Bien nommer les choses
Comment bien nommer les choses ? C’est une question tout à la fois philosophique, psychologique, linguistique et sans doute encore bien plus vaste. Pour ma part, je l’ai abordée, il y a longtemps déjà, par le prisme journalistique. Dans les fondamentaux du journalisme – qui est mon premier métier – on s’attache à la dimension factuelle du récit. On cherche les faits et on les rapporte. Lorsqu’on réalise des interviews, on demande aux personnes qu’on a face à soi d’étayer leurs propos en expliquant ce qu’elles ont vu, entendu, vécu, observé, etc. Bien sûr, sur un même événement, deux personnes ne verront pas la même chose ou ne le diront pas de la même manière. Chacun a déjà pu vérifier cela sur une situation banale : un simple accrochage entre deux voitures par exemple. Mais d’en passer par un récit très concret, basé sur les faits, est la meilleure garantie de vérité. Nous, en tant qu’êtres humains, n’en n’avons pas d’autre…
À cet endroit j’entends déjà deux réserves : la première c’est qu’on peut mentir. La deuxième : c’est trop simple pour que cela change radicalement les choses.
Concernant le mensonge, il est le propre de l’être humain et je n’y peux rien. Mais dans ma pratique de formatrice et coach en prise de parole, je travaille avec des personnes qui sont tout étonnées de s’entendre dire – à la réécoute d’un enregistrement audio ou vidéo – des mots qu’elles n’avaient pas l’intention de dire ou qu’elles ne se souvenaient même pas d’avoir prononcés… J’en conclus, basiquement, que maîtriser ce qui franchit nos lèvres est déjà un très grand pas vers ce « bien nommer les choses ».
Ensuite, oui, installer son propos sur des éléments factuels est très simple dans la théorie. Dans la pratique, cela suppose « juste » un peu d’entraînement pour acquérir un nouveau réflexe. Concrètement, comment faire ? Eh bien cela faire partie des points que j’ai rassemblés dans la Méthode du Losange de construction d’une prise de parole. Pour en dévoiler ici une partie, je recommande de construire sa prise de parole avec des verbes d’actions conjugués à la première personne.
Par exemple, je recommande de dire : « j’ai analysé la situation et je suis en train de chercher une solution » plutôt « ça ne va du tout, il faut qu’on trouve une solution ». Dans cette dernière formulation, la formule impersonnelle – « ça », « il faut qu’on » met du flou puisque ne répondant pas à la question « qui fait quoi ? ». En revanche, dans la première proposition, les verbes « analyser » et « chercher », conjugués à la première personne – « je » actent le fait que l’orateur agit, qu’il a pris la situation en main, que le problème est géré, alors même que la solution n’est pas encore trouvée.
Changer de paradigme, c’est possible !
Le changement effraie pour la représentation qu’on en a.
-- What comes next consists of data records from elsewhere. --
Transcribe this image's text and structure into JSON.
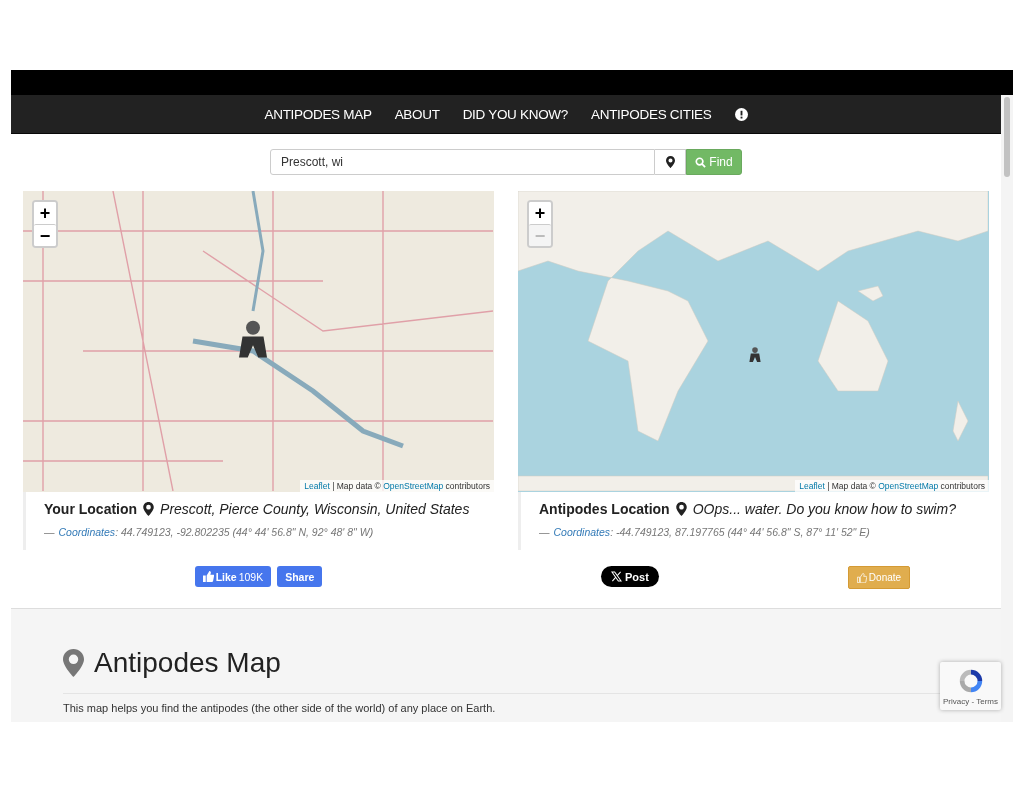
{
  "nav": {
    "items": [
      {
        "label": "ANTIPODES MAP"
      },
      {
        "label": "ABOUT"
      },
      {
        "label": "DID YOU KNOW?"
      },
      {
        "label": "ANTIPODES CITIES"
      }
    ]
  },
  "search": {
    "value": "Prescott, wi",
    "button": "Find"
  },
  "maps": [
    {
      "kind": "land",
      "zoom_in": "+",
      "zoom_out": "−",
      "dash": "—",
      "attribution_link": "Leaflet",
      "attribution_text": "| Map data ©",
      "attribution_source": "OpenStreetMap",
      "attribution_tail": "contributors",
      "zoom_out_disabled": false,
      "title": "Your Location",
      "place": "Prescott, Pierce County, Wisconsin, United States",
      "coords_label": "Coordinates",
      "coords": ": 44.749123, -92.802235 (44° 44' 56.8\" N, 92° 48' 8\" W)"
    },
    {
      "kind": "world",
      "zoom_in": "+",
      "zoom_out": "−",
      "dash": "—",
      "attribution_link": "Leaflet",
      "attribution_text": "| Map data ©",
      "attribution_source": "OpenStreetMap",
      "attribution_tail": "contributors",
      "zoom_out_disabled": true,
      "title": "Antipodes Location",
      "place": "OOps... water. Do you know how to swim?",
      "coords_label": "Coordinates",
      "coords": ": -44.749123, 87.197765 (44° 44' 56.8\" S, 87° 11' 52\" E)"
    }
  ],
  "social": {
    "like": "Like",
    "like_count": "109K",
    "share": "Share",
    "post": "Post",
    "donate": "Donate"
  },
  "section": {
    "heading": "Antipodes Map",
    "text": "This map helps you find the antipodes (the other side of the world) of any place on Earth."
  },
  "recaptcha": {
    "text": "Privacy - Terms"
  }
}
Il fait sortir de nos habitudes qu’on déteste et adore à la fois. Des sondages affirment que le déménagement est la troisième source de stress après un décès et le divorce, preuve s’il en faut, qu’on n’aime pas faire autrement.
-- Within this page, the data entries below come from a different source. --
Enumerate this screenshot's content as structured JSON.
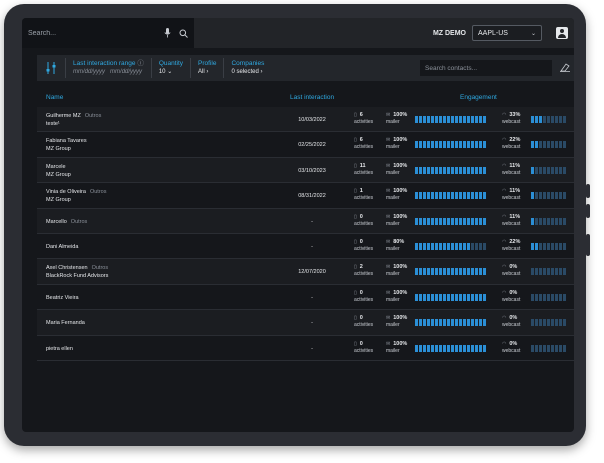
{
  "topbar": {
    "search_placeholder": "Search...",
    "mic_icon": "microphone-icon",
    "search_icon": "search-icon",
    "company": "MZ DEMO",
    "ticker": "AAPL-US",
    "profile_icon": "profile-icon"
  },
  "filters": {
    "range_label": "Last interaction range",
    "range_from": "mm/dd/yyyy",
    "range_to": "mm/dd/yyyy",
    "quantity_label": "Quantity",
    "quantity_value": "10",
    "profile_label": "Profile",
    "profile_value": "All",
    "companies_label": "Companies",
    "companies_value": "0 selected",
    "contacts_placeholder": "Search contacts..."
  },
  "columns": {
    "name": "Name",
    "last_interaction": "Last interaction",
    "engagement": "Engagement"
  },
  "rows": [
    {
      "name": "Guilherme MZ",
      "tag": "Outros",
      "sub": "teste¹",
      "date": "10/03/2022",
      "activities": "6",
      "mailer_pct": "100%",
      "mailer_fill": 1.0,
      "webcast_pct": "33%",
      "webcast_fill": 0.33
    },
    {
      "name": "Fabiana Tavares",
      "tag": "",
      "sub": "MZ Group",
      "date": "02/25/2022",
      "activities": "6",
      "mailer_pct": "100%",
      "mailer_fill": 1.0,
      "webcast_pct": "22%",
      "webcast_fill": 0.22
    },
    {
      "name": "Marcele",
      "tag": "",
      "sub": "MZ Group",
      "date": "03/10/2023",
      "activities": "11",
      "mailer_pct": "100%",
      "mailer_fill": 1.0,
      "webcast_pct": "11%",
      "webcast_fill": 0.11
    },
    {
      "name": "Vinia de Oliveira",
      "tag": "Outros",
      "sub": "MZ Group",
      "date": "08/31/2022",
      "activities": "1",
      "mailer_pct": "100%",
      "mailer_fill": 1.0,
      "webcast_pct": "11%",
      "webcast_fill": 0.11
    },
    {
      "name": "Marcello",
      "tag": "Outros",
      "sub": "",
      "date": "-",
      "activities": "0",
      "mailer_pct": "100%",
      "mailer_fill": 1.0,
      "webcast_pct": "11%",
      "webcast_fill": 0.11
    },
    {
      "name": "Dani Almeida",
      "tag": "",
      "sub": "",
      "date": "-",
      "activities": "0",
      "mailer_pct": "80%",
      "mailer_fill": 0.8,
      "webcast_pct": "22%",
      "webcast_fill": 0.22
    },
    {
      "name": "Axel Christensen",
      "tag": "Outros",
      "sub": "BlackRock Fund Advisors",
      "date": "12/07/2020",
      "activities": "2",
      "mailer_pct": "100%",
      "mailer_fill": 1.0,
      "webcast_pct": "0%",
      "webcast_fill": 0.0
    },
    {
      "name": "Beatriz Vieira",
      "tag": "",
      "sub": "",
      "date": "-",
      "activities": "0",
      "mailer_pct": "100%",
      "mailer_fill": 1.0,
      "webcast_pct": "0%",
      "webcast_fill": 0.0
    },
    {
      "name": "Maria Fernanda",
      "tag": "",
      "sub": "",
      "date": "-",
      "activities": "0",
      "mailer_pct": "100%",
      "mailer_fill": 1.0,
      "webcast_pct": "0%",
      "webcast_fill": 0.0
    },
    {
      "name": "pietra ellen",
      "tag": "",
      "sub": "",
      "date": "-",
      "activities": "0",
      "mailer_pct": "100%",
      "mailer_fill": 1.0,
      "webcast_pct": "0%",
      "webcast_fill": 0.0
    }
  ],
  "labels": {
    "activities": "activities",
    "mailer": "mailer",
    "webcast": "webcast"
  },
  "colors": {
    "accent": "#2fa8e0",
    "bar_on": "#2b8fd6",
    "bar_off": "#2a4a66"
  }
}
Concernant la prise de parole, le changement de paradigme vient du changement de comportement de l’auditoire – que tout un chacun peut observer à tout moment, aussi bien sur soi que sur les autres : on est tous impatient, impertinent et zappeur…
Pour se faire entendre par cet auditoire de type 3.0, construire un propos factuel et concret est la – seule ? – manière de relever le défi de la communication entre humains. Sur cette base concrète, chacun sait de quoi il est question. Qu’on se le dise !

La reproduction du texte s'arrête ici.